A photo of the couple holding a cheque for their winnings was accompanied by more text, providing further detail on the plans for their winnings.
“An NHS nurse and her fiancé, who had to put their plans to wed on hold when one of them was made redundant, are celebrating after winning People’s Postcode Lottery’s Millionaire Street prize,” the text read.
Other references to the couple’s situation, including that they had just paid the deposit for their wedding before finding out that one of them had been made redundant, were made.
“We had to put the wedding on hold because we didn’t know how long he’d be out of work. Awful thoughts go through your mind,” the text added.
It also referenced the fact that Craig, who had been made redundant, had just started a new job.
A complainant asked the ASA to determine whether or not the advert suggested that participating in a lottery could be a solution to financial concerns, thus breaching UK regulations on gambling advertising.
In response, the People’s Postcode Lottery argued that the ad did not present lotteries as a solution to financial concerns, as it did not suggest the couple had been struggling financially before winning the prize.

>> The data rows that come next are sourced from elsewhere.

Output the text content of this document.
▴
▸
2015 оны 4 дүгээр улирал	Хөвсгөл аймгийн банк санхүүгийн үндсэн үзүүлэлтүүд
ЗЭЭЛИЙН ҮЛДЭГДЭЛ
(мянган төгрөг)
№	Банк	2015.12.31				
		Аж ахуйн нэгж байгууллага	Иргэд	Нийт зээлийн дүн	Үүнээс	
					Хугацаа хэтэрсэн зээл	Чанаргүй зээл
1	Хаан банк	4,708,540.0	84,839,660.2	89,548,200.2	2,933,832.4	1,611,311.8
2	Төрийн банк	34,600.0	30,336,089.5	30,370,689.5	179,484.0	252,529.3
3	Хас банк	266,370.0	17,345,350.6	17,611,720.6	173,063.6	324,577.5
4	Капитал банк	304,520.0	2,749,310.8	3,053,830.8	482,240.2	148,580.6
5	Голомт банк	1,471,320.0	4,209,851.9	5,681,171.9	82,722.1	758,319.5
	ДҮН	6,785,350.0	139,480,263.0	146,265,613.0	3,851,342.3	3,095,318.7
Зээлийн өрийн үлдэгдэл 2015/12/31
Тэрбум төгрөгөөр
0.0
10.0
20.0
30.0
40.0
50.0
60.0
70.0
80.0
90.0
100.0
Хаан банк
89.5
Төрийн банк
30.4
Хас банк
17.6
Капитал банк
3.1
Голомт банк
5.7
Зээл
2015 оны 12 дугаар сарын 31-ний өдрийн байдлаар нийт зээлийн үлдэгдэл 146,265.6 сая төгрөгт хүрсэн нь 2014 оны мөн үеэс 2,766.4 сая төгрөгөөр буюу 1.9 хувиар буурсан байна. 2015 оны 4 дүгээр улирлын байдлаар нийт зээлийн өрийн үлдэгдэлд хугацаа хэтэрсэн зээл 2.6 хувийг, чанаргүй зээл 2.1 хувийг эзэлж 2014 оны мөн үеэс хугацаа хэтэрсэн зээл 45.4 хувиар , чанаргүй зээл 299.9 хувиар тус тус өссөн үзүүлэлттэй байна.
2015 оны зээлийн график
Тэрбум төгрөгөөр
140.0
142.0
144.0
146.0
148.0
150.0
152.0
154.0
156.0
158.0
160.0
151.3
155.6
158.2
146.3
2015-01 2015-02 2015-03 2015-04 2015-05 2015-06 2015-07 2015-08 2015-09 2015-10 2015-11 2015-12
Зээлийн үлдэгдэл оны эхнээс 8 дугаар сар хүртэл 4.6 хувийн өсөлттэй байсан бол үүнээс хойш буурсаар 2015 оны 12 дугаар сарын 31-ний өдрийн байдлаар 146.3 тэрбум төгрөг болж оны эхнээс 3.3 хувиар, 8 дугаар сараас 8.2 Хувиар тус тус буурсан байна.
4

While references to one member of the couple’s redundancy were made, the operator argued that as the only material financial impact of the prize was to be the resumption of their wedding plans – usually a large discretionary cost – it had not suggested gambling was a solution to serious financial difficulties.The ad “did not present the couple as suffering from financial hardship, such as being unable to pay for day-to-day expenses such as food or bills,” People’s Postcode Lottery argued.
It is common, the operator further suggested, for gambling ads to highlight large wins enabling customers to buy items such as homes or cars, which would otherwise require them to save up large amounts of money.
The suggestion that the featured couple’s win allowed them to resume their wedding plans was more analogous with that kind of advert, it argued, rather than showing the couple using their winnings to overcome serious financial difficulties.
The Daily Mail added that it was not aware of having received any complaints about the advert.
It said it did not believe the ad implied that participation in the lottery was a way to achieve financial security, and did not suggest the couple had changed their lifestyle as a result of the win.
The ASA ruled overall that the ad did suggest participating in a lottery was a way to solve financial concerns, and thus breached the UK Code of Non-broadcast Advertising and Direct and Promotional Marketing (CAP Code).
It considered that the ad suggested a direct connection between the couple winning the lottery and being able to resume their wedding plans.
It also suggested that the couple had continued to play the People’s Postcode Lottery after one of them had been made redundant.
Crucially, the ASA considered that the text: “We had to put the wedding on hold because we didn’t know how long he’d be out of work. Awful thoughts go through your mind,” suggested the couple had been stressed about the repercussions of not being able to pay for the wedding after the redundancy.
As the ad also made reference to the couple having previously paid a deposit for the wedding, the ASA said it implied the couple were financially committed to the decision, and that the ad suggested therefore that winning the prize had provided a solution to their financial concerns.
The ad must not appear again in its current form, and the ASA has reminded the People’s Postcode Lottery not to imply that participating in a lottery can be a solution to financial concerns.